Stephan James leads the charge as LaMarcus James, a quarterback who heeds a call to social justice, egged on and supported by his religious friend Emmett Sunday (Alexander Ludwig). Opening with a 72-hour countdown to the National Championship game, the film opens with the two friends reciting scripture across their gray hotel room, psyching each other out for what’s to come. Unbeknownst to Coach Lazor (a well-cast J.K. Simmons), his star QB is about to send a tweet that will throw his weekend — and hopes for his first title — into chaos.
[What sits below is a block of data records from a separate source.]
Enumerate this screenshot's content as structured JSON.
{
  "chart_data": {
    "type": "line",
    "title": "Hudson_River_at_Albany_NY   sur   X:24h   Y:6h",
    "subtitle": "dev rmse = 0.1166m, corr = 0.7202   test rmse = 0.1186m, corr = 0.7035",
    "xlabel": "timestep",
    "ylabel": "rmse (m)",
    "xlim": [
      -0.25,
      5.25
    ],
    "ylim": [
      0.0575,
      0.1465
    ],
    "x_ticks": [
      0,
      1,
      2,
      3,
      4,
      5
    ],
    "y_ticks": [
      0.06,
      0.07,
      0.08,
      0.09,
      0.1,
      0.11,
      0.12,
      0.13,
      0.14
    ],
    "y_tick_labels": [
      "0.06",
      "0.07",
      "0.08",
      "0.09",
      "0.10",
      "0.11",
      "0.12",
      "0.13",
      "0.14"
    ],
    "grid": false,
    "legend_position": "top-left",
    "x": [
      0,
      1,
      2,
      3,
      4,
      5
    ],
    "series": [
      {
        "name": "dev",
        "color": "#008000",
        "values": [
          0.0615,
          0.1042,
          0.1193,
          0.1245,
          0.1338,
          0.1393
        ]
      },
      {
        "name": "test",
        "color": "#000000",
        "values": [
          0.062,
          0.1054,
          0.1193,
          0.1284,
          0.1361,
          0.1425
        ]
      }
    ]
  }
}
When LaMarcus announces he will not play the championship game until the NCAA and its affiliates end their practice of unpaid labor and compensate all student athletes, the NCAA and its powerful boosters spring into action, scrambling to save their biggest moneymaker of the year. This cabal of panicky donors and executives includes heavy hitters played by Tim Blake Nelson, Jeffrey Donovan, and David Koechner. Silently observing in the background is Katherine Poe (Uzo Aduba), a steely fixer and crisis manager who’ll stop at nothing to subdue dissension in the ranks. STX The action propels forward at a satisfying clip as the countdown to the final ticks on, with screechy music choices amping up the pressure. The movie milks drama out of the search for LaMarcus and Emmett, who make a big show of wrapping their cell phones in tinfoil, frequently moving hotel rooms, and traveling by taxi on circuitous back roads. They narrowly evade detection as they scurry from room to room with small bribes of pizza and Jordans, enlisting their fellow teammates in the fight for compensation. LaMarcus takes on the role of a preacher, with Emmett as his trusty hype man, rallying his followers with personal stories of their injuries and lack of health insurance. He makes a powerful argument, but will it be enough to reach his goals?

As with most theatrical adaptations, the movie’s structure could have used some editing from the stage to the screen. “National Champions” sees itself as a prestige ensemble drama, where it should have been a more focused story about LaMarcus as David going up agains the Goliath of his coach and the fat cats. A disjointed sub-plot involving the coach’s wife (Kristin Chenoweth) and her affair with a poetry professor (Timothy Olyphant) ties in to the ending, but to diminishing effect. Despite Simmons’ best efforts, Coach Lazor never comes through as very sympathetic, and his relationship with LaMarcus is never fleshed out enough to pack an emotional punch. Aduba’s character poses the only somewhat convincing argument against paying the players, when she reveals that she once was a college athlete on scholarship. What happens to any college sport that isn’t men’s football or basketball once the NCAA spends all its money on salaries and healthcare for its money-makers? This monologue, and LaMarcus’s rousing sermons, are the most impactful vestiges of the script’s original play form, and the likely reason the project was able to attract to many fine actors. Visually, director Ric Roman Waugh (“Greenland”) casts a shadowy pall over the proceedings, coating every shot in a cold glassy grey if not literally, then in feeling. The styling of a big-whig party appears surprisingly dated, every dark suit and red tie combo making it look more like a 2010 convention than a glitzy party for billionaires. Maybe football donors don’t have great style in real life, but this is still a movie that looks like a network TV show. The issues raised by “National Champions” deserve attention, and the idea of a Colin Kaepernick of college football is an engaging premise wrestled with honestly here. Other than some inspired performances, mainly that of James and Aduba, the movie sags under its weighty subject matter.